Challenges we ran into

  • Receipt Variability: Different receipt formats and print qualities impacted OCR accuracy. We fine-tuned the pre-trained CEIR model with grocery receipt samples to enhance recognition capabilities.
  • Image Quality: Factors like rotation, tilt, or lighting affected OCR accuracy. We applied image processing techniques such as GaussianBlur and morphological operations to enhance text feature extraction.
  • Data Integration: Combining Cohere’s LLM with our extensive recipe and ingredient database required optimization for efficient data processing and fast response times.
  • User Experience: Balancing complex backend processes with a user-friendly interface involved several iterations of design and testing.

Accomplishments that we’re proud of

  • Accurate OCR Processing: Successfully implemented the CEIR model for high-accuracy text extraction from varied receipt types.
  • Seamless AI Integration: Effectively utilized Cohere’s LLM to provide personalized recipe instructions and recommendations.
  • Comprehensive App Functionality: Developed a robust app that integrates inventory management, recipe browsing, and cooking guidance.
  • Efficient Backend System: Built a scalable backend system ensuring smooth communication and data processing between the app and server.

What we learned

Developing KitchenVision deepened our understanding of integrating diverse technologies into a cohesive system. We learned to manage complex data processing, handle AI-driven insights, and create a user-centric interface. The project underscored the importance of optimizing AI models and backend infrastructure for a seamless user experience.

What’s next for KitchenVision

  • Smart Pantry Suggestions: Real-time grocery shopping suggestions based on current inventory and frequently cooked recipes.
  • Voice Command Integration: Adding voice commands for improved accessibility and user interaction.
  • Meal Planning & Nutrition Tracking: Features to help users plan weekly meals and track nutritional information.
  • Cross-Platform Expansion: Developing versions for iOS and web to broaden accessibility and functionality.

KitchenVision is set to redefine kitchen management with future improvements, making meal planning and grocery management more intuitive and enjoyable.


Sponsor-Specific Highlights

Use of Databricks

KitchenVision leverages Databricks to process and organize our extensive recipe dataset. We converted about 3000 complex categorical vectors from around 30,000 samples into a streamlined two-column dataset using PySpark modules and the Databricks Community platform. This integration optimizes data management and enhances the efficiency and scalability of our backend processing.

Use of Cohere and Codegen

We utilize Cohere’s LLM to process the text extracted from the CEIR model. Since all recognizable text information from the receipt is obtained, we apply dynamic attention to different components of the text for recipe recommendations and personalized cooking instructions. Cohere’s LLM selects grocery-item-related information from text files for future inference.

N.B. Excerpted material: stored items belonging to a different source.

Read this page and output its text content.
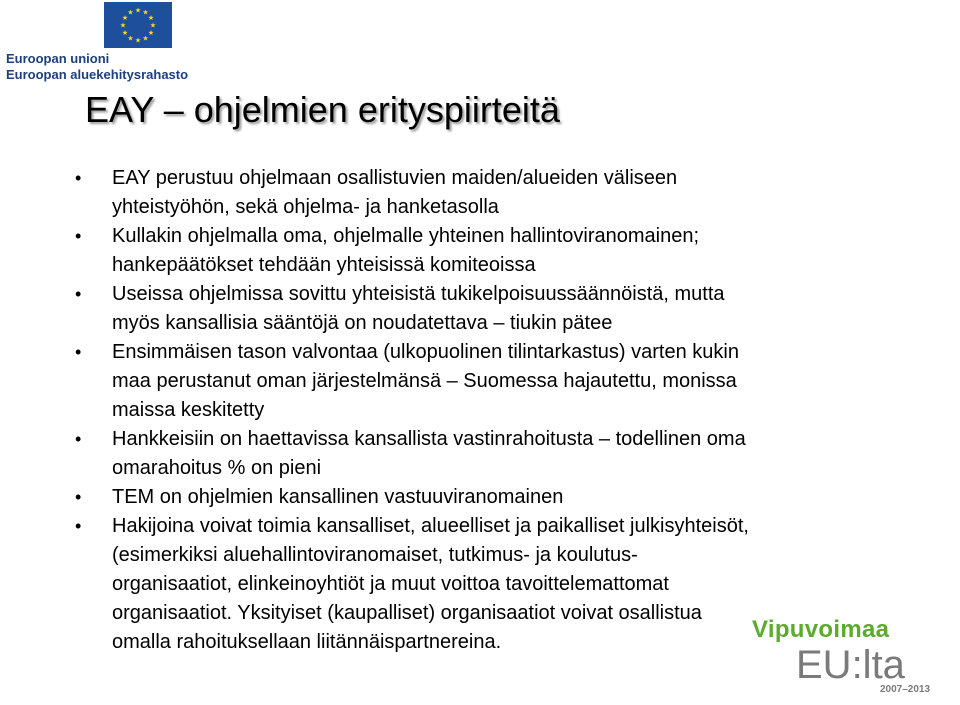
★ ★
★
★
★
★
★
★
★
★
★
★
Euroopan unioni
Euroopan aluekehitysrahasto
EAY – ohjelmien erityspiirteitä
• EAY perustuu ohjelmaan osallistuvien maiden/alueiden väliseen
yhteistyöhön, sekä ohjelma- ja hanketasolla
• Kullakin ohjelmalla oma, ohjelmalle yhteinen hallintoviranomainen;
hankepäätökset tehdään yhteisissä komiteoissa
• Useissa ohjelmissa sovittu yhteisistä tukikelpoisuussäännöistä, mutta
myös kansallisia sääntöjä on noudatettava – tiukin pätee
• Ensimmäisen tason valvontaa (ulkopuolinen tilintarkastus) varten kukin
maa perustanut oman järjestelmänsä – Suomessa hajautettu, monissa
maissa keskitetty
• Hankkeisiin on haettavissa kansallista vastinrahoitusta – todellinen oma
omarahoitus % on pieni
• TEM on ohjelmien kansallinen vastuuviranomainen
• Hakijoina voivat toimia kansalliset, alueelliset ja paikalliset julkisyhteisöt,
(esimerkiksi aluehallintoviranomaiset, tutkimus- ja koulutus-
organisaatiot, elinkeinoyhtiöt ja muut voittoa tavoittelemattomat
organisaatiot. Yksityiset (kaupalliset) organisaatiot voivat osallistua
omalla rahoituksellaan liitännäispartnereina.	Vipuvoimaa
EU:lta
2007–2013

Additionally, we applied Cohere’s LLM to process our recipe database, which contains about 3,000 example ingredients. A recipe recommendation system is constructed based on whether the items from the receipt can be used to prepare specific dishes. Some items may be operationally similar to ingredients in the dataset and serve as substitutes. To address this, Cohere’s LLM categorizes tokenized ingredients and relates grocery items to existing categories for generating recipe recommendations.

For Codegen, Cohere’s LLM enables advanced text extraction and culinary semantic alignment between tokenized text systems. This interconnected processing system allows our project to perform more sophisticated tasks such as recipe recommendation.

Working in an Air-Gapped Environment

Our app is designed to function efficiently even when disconnected from the internet. The recipe search and personalized cooking instructions are localized on the phone, allowing the app to operate independently. If the mobile device has enough computational power, the deep learning OCR model can be offloaded, ensuring full functionality in an air-gapped environment.